My first taste of Salt & Straw came during a midsummer visit to my hometown of Portland, Ore. I arrived well-versed in the lore: The company started as a food cart with eight flavors in 2011, they moved to a storefront with lines streaming out the door, and they were now poised to expand even further [my trip came after the second and third Portland locations were announced, well before the L.A. store].
Still, I wasn’t ready for what I saw on Alberta Street. The buzz was audible from a block down. The line wrapped around the building. The way people talked about Salt & Straw reminded me of Seinfeld‘s Soup Nazi; there was a reverent mythos and a feeling that this was a destination of its own, a place you inked into your travel itinerary.
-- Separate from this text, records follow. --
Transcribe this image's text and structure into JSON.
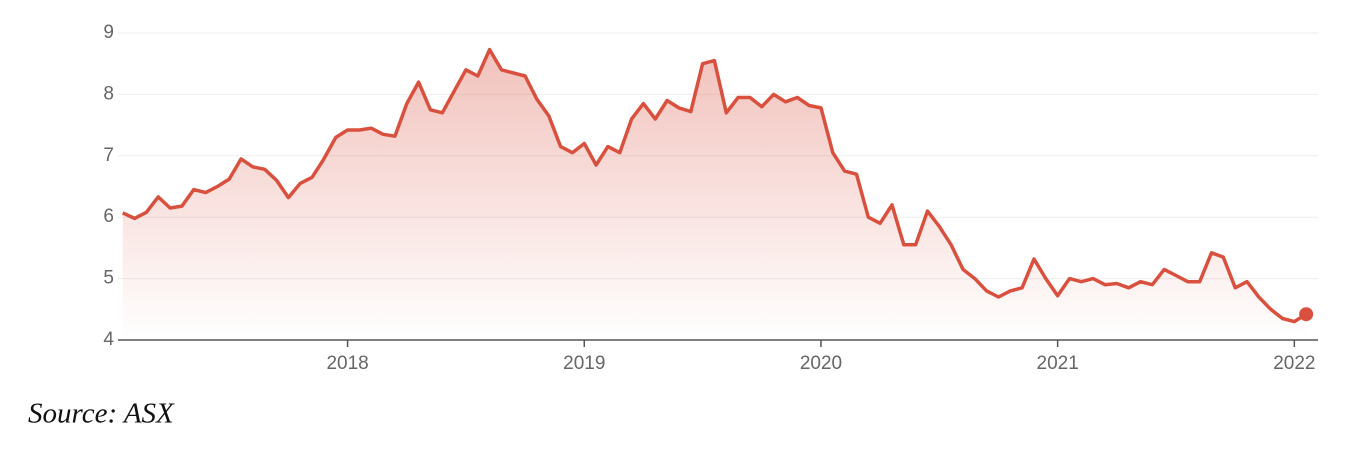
{
  "chart_data": {
    "type": "line",
    "source": "Source: ASX",
    "x": [
      2017.05,
      2017.1,
      2017.15,
      2017.2,
      2017.25,
      2017.3,
      2017.35,
      2017.4,
      2017.45,
      2017.5,
      2017.55,
      2017.6,
      2017.65,
      2017.7,
      2017.75,
      2017.8,
      2017.85,
      2017.9,
      2017.95,
      2018.0,
      2018.05,
      2018.1,
      2018.15,
      2018.2,
      2018.25,
      2018.3,
      2018.35,
      2018.4,
      2018.45,
      2018.5,
      2018.55,
      2018.6,
      2018.65,
      2018.7,
      2018.75,
      2018.8,
      2018.85,
      2018.9,
      2018.95,
      2019.0,
      2019.05,
      2019.1,
      2019.15,
      2019.2,
      2019.25,
      2019.3,
      2019.35,
      2019.4,
      2019.45,
      2019.5,
      2019.55,
      2019.6,
      2019.65,
      2019.7,
      2019.75,
      2019.8,
      2019.85,
      2019.9,
      2019.95,
      2020.0,
      2020.05,
      2020.1,
      2020.15,
      2020.2,
      2020.25,
      2020.3,
      2020.35,
      2020.4,
      2020.45,
      2020.5,
      2020.55,
      2020.6,
      2020.65,
      2020.7,
      2020.75,
      2020.8,
      2020.85,
      2020.9,
      2020.95,
      2021.0,
      2021.05,
      2021.1,
      2021.15,
      2021.2,
      2021.25,
      2021.3,
      2021.35,
      2021.4,
      2021.45,
      2021.5,
      2021.55,
      2021.6,
      2021.65,
      2021.7,
      2021.75,
      2021.8,
      2021.85,
      2021.9,
      2021.95,
      2022.0,
      2022.05
    ],
    "series": [
      {
        "color": "#d9503f",
        "values": [
          6.07,
          5.98,
          6.08,
          6.33,
          6.15,
          6.18,
          6.45,
          6.4,
          6.5,
          6.62,
          6.95,
          6.82,
          6.78,
          6.6,
          6.32,
          6.55,
          6.65,
          6.95,
          7.3,
          7.42,
          7.42,
          7.45,
          7.35,
          7.32,
          7.85,
          8.2,
          7.75,
          7.7,
          8.05,
          8.4,
          8.3,
          8.73,
          8.4,
          8.35,
          8.3,
          7.92,
          7.65,
          7.15,
          7.05,
          7.2,
          6.85,
          7.15,
          7.05,
          7.6,
          7.85,
          7.6,
          7.9,
          7.78,
          7.72,
          8.5,
          8.55,
          7.7,
          7.95,
          7.95,
          7.8,
          8.0,
          7.88,
          7.95,
          7.82,
          7.78,
          7.05,
          6.75,
          6.7,
          6.0,
          5.9,
          6.2,
          5.55,
          5.55,
          6.1,
          5.85,
          5.55,
          5.15,
          5.0,
          4.8,
          4.7,
          4.8,
          4.85,
          5.32,
          5.0,
          4.72,
          5.0,
          4.95,
          5.0,
          4.9,
          4.92,
          4.85,
          4.95,
          4.9,
          5.15,
          5.05,
          4.95,
          4.95,
          5.42,
          5.35,
          4.85,
          4.95,
          4.7,
          4.5,
          4.35,
          4.3,
          4.42
        ]
      }
    ],
    "xlim": [
      2017.03,
      2022.1
    ],
    "xticks": [
      2018,
      2019,
      2020,
      2021,
      2022
    ],
    "ylim": [
      4,
      9
    ],
    "yticks": [
      4,
      5,
      6,
      7,
      8,
      9
    ],
    "grid": true
  }
}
I ordered two scoops, sea salt with caramel ribbons and the flavor-of-the-month with a name pirated from a Portlandia sketch [Was it strawberry balsamic, tahini and cardamom, or just straight olive oil?]. The odder flavor descriptions allowed me to hang onto a few shreds of skepticism, but even those soon evaporated.
Upon first lick, Salt & Straw became the best ice cream I’d ever tasted.
In the years since, the creamery has continued to grow while honoring Portland with their flair for the weird (garam masala and cinnamon cauliflower, kimchi and rice, bratwurst and mustard). But here’s the kicker: Virtually everything they come up with works (besides the bratwurst). They emphasize complex flavors over saccharine sweetness and insist on bold thinking, making the Portland institution the perfect place to start our tour for National Creative Ice Cream Flavor Day.
- “Molé Rojo Flan.” Salt & Straw (Portland, Ore.). The ice cream is flavored with ancho chilies, cinnamon, and Mexican vanilla. The flan is made with Restaurante Guelaguetza‘s molé rojo and then mixed into the base in a classic bit of Salt & Straw mayhem.
- “Netflix.” Coolhaus (food trucks in NYC, L.A., Dallas, and Austin). Sometimes, the Coolhaus crew goes fully off-the-wall (fried chicken and waffles, Peking duck) but nine out of 10 times, the taste is worth the risk, like this white cheddar popcorn base with Doritos.
- “Chocolate Potato Chip.” Atticus Creamery + Pies (Los Angeles). Potato infused ice creams are officially becoming a thing. This rendition pairs potato chip base with swirls of chocolate, hitting that magic salty and sweet combo.
- “Rose and Pink Peppercorn.” Chauhan Ale & Masala House (Nashville, Tenn.). “Rose is a flavor profile very popular in India,” Chef Maneet Chauhan tells us. “But if it’s not used with a deft hand, people think they’re eating perfume.” Chauhan balances the rose with Madagascar vanilla and pink peppercorns, creating a sweet-spicy-floral hybrid.